Are there any related side effects? If so, what are they?

Slt has been shown to be very safe at decreasing IOP with minimal side effects. Usually, the most common side effect, occurring in 20% of treatments, is a transient IOP spike of >5mmHg in the immediate postoperative period which resolves within 24 hours of the procedure and can be managed with short-term use of topical antiglaucoma medications. The main concern with SLT is the potential risk for inflammation in the anterior chamber « uveitis ». Rates vary from 0-6.5% and are managed using topical steroids for roughly a week following the procedure. Though very rare cases may need oral steroids for up to 4 weeks. Although no cases of long-term corneal endothelial cell loss or visually significant cataract formation associated with SLT have been reported, patients with Fuch’s Dystrophy or cell count of less than 2000 should be informed that there is a potential risk for corneal decompensation from an inflammatory response in the endothelium.

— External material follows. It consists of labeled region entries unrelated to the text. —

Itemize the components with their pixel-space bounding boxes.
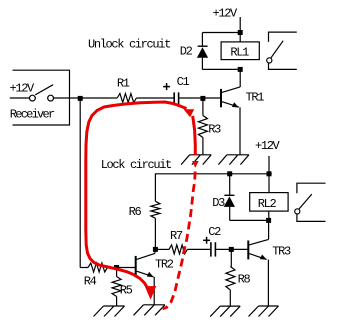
svg-text:R8: R8 — [238, 273, 251, 287]
svg-text:D2: D2 — [180, 44, 193, 58]
wire R4 to TR2 base — [108, 267, 136, 269]
svg-text:R5: R5 — [120, 284, 133, 298]
wire R1 to C1 — [136, 97, 173, 99]
wire TR1 emitter down — [239, 107, 241, 155]
resistor R5 — [112, 277, 121, 297]
transistor TR2 emitter — [137, 271, 154, 277]
transistor TR3 collector — [249, 239, 268, 245]
svg-text:D3: D3 — [212, 196, 225, 210]
capacitor C2 — [210, 242, 212, 256]
svg-text:C2: C2 — [208, 225, 221, 239]
diode D2 (triangle) — [197, 47, 208, 58]
svg-text:C1: C1 — [177, 75, 190, 89]
node dot R4/R5/TR2 base — [114, 265, 119, 270]
wire left corner to R4 — [80, 267, 88, 269]
transistor TR2 collector — [137, 253, 155, 259]
transistor TR1 emitter — [222, 102, 239, 107]
relay contact 1 arm — [271, 41, 284, 59]
receiver switch contact circle right — [48, 95, 54, 101]
resistor R4 — [88, 263, 108, 272]
ground (R3) — [181, 155, 211, 165]
ground (TR3 emitter) — [249, 306, 279, 317]
wire D2 top branch — [202, 32, 240, 34]
ground (TR1 emitter) — [218, 155, 249, 165]
node dot RL1 bottom — [238, 67, 243, 72]
red arrowhead big (down at TR2 emitter) — [145, 286, 157, 300]
transistor TR1 base bar — [220, 89, 222, 107]
transistor TR2 base bar — [135, 256, 137, 277]
label + (C1 polarity) — [163, 86, 170, 88]
svg-text:RL1: RL1 — [230, 45, 249, 59]
svg-text:R4: R4 — [84, 275, 97, 289]
svg-text:TR1: TR1 — [246, 90, 265, 104]
wire +12V rail to RL2 — [268, 174, 270, 193]
wire C1 to TR1 base — [179, 97, 221, 99]
svg-text:TR2: TR2 — [155, 257, 174, 271]
wire RL2 bottom to TR3 collector — [268, 220, 270, 239]
wire R7 to C2 — [187, 248, 210, 250]
relay contact 1 bottom terminal — [269, 63, 297, 69]
capacitor C1 — [173, 92, 175, 105]
relay contact 2 top terminal — [297, 183, 326, 193]
wire D3 top branch — [229, 174, 231, 195]
svg-text:Unlock circuit: Unlock circuit — [88, 37, 170, 51]
wire RL2 bottom — [268, 211, 270, 220]
svg-text:R6: R6 — [129, 205, 142, 219]
relay coil RL2 box — [250, 193, 288, 212]
wire node to R7 — [155, 248, 169, 250]
wire TR1 base node down to R3 — [202, 98, 204, 115]
wire TR2 emitter down — [153, 277, 155, 305]
svg-text:Lock circuit: Lock circuit — [101, 158, 171, 172]
resistor R3 — [198, 116, 207, 138]
relay contact 1 pivot circle — [267, 58, 272, 63]
transistor TR3 emitter arrow — [260, 255, 267, 260]
receiver box (open left side) — [13, 70, 70, 125]
resistor R7 — [169, 245, 187, 254]
relay contact 1 top terminal — [269, 32, 297, 42]
wire R3 to ground — [202, 138, 204, 155]
wire R5 to ground — [116, 297, 118, 307]
ground (R5) — [94, 306, 125, 317]
red flow path: vertical to lock ground — [193, 116, 196, 156]
wire +12V down to RL1 — [239, 17, 241, 42]
node dot R6/R7/TR2 collector — [153, 247, 158, 252]
svg-text:+12V: +12V — [10, 82, 36, 96]
wire node down to R5 — [116, 268, 118, 277]
node dot C2/R8/TR3 base — [229, 247, 234, 252]
relay contact 2 arm — [299, 194, 312, 209]
transistor TR3 emitter — [249, 254, 266, 260]
ground (TR2 emitter) — [134, 305, 166, 316]
svg-text:TR3: TR3 — [272, 245, 291, 259]
wire R6 down to node — [154, 218, 156, 249]
receiver switch contact circle left — [30, 95, 36, 101]
relay coil RL1 box — [221, 42, 259, 60]
node dot RL2 bottom / TR3 collector — [266, 218, 271, 223]
resistor R6 — [151, 201, 160, 218]
wire D3 bottom branch — [229, 207, 231, 221]
transistor TR3 base bar — [247, 241, 249, 260]
resistor R1 — [117, 94, 136, 103]
red flow path: dashed (lock current return) — [163, 172, 196, 309]
transistor TR2 emitter arrow — [147, 272, 154, 277]
label + (C2 polarity) — [203, 239, 210, 241]
svg-text:R1: R1 — [117, 76, 130, 90]
node dot D3 top — [227, 171, 232, 176]
wire TR3 base node down to R8 — [230, 249, 232, 266]
node dot lock +12V rail — [267, 171, 272, 176]
diode D2 (cathode bar) — [198, 45, 208, 47]
wire C2 to TR3 base — [215, 248, 248, 250]
relay contact 2 bottom terminal — [297, 214, 326, 221]
svg-text:R7: R7 — [170, 229, 183, 243]
relay contact 2 pivot circle — [295, 209, 300, 214]
node dot +12V / D2 top — [238, 30, 243, 35]
svg-text:Receiver: Receiver — [10, 108, 55, 122]
svg-text:+12V: +12V — [255, 139, 281, 153]
svg-text:+12V: +12V — [213, 7, 239, 21]
svg-text:RL2: RL2 — [258, 197, 277, 211]
receiver switch arm — [35, 85, 53, 95]
wire left vertical (receiver node down) — [79, 98, 81, 267]
ground (R8) — [210, 306, 240, 317]
node junction dot left (receiver output) — [78, 96, 83, 101]
wire RL1 bottom to TR1 collector — [239, 69, 241, 87]
wire receiver switch to R1 — [54, 97, 118, 99]
wire D2 bottom branch — [201, 58, 203, 70]
wire +12V lock down — [268, 156, 270, 174]
diode D3 (triangle) — [224, 196, 235, 207]
transistor TR1 collector — [222, 87, 240, 93]
receiver switch left lead — [10, 97, 29, 99]
node junction dot TR1 base / R3 — [200, 96, 205, 101]
wire lock circuit top rail — [155, 174, 271, 202]
wire TR2 collector up to node — [154, 249, 156, 253]
svg-text:R3: R3 — [208, 123, 221, 137]
wire R8 to ground — [229, 290, 231, 306]
red arrowhead at lock ground (down) — [192, 161, 199, 168]
diode D3 (cathode bar) — [224, 194, 234, 196]
resistor R8 — [226, 267, 235, 291]
wire TR3 emitter down — [267, 260, 269, 306]
transistor TR1 emitter arrow — [232, 102, 239, 107]
red arrowhead mid (down into R3 branch) — [184, 109, 195, 117]
red flow path: solid arc (receiver to TR2) — [86, 102, 187, 288]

Routine prophylactic anti-inflammatory treatment has not been shown to affect efficacy outcomes and SLT may be performed safely in patients with concomitant glaucoma and dry age-related macular degeneration with no significant change in visual function at 1 year post-treatment. Overall, the treatment has significantly less risk compared with ALT, particularly in the incidence of IOP spikes within the first 24 hours post-treatment, the risk of long-term IOP elevation, and subsequently the need for more aggressive medications to control IOP.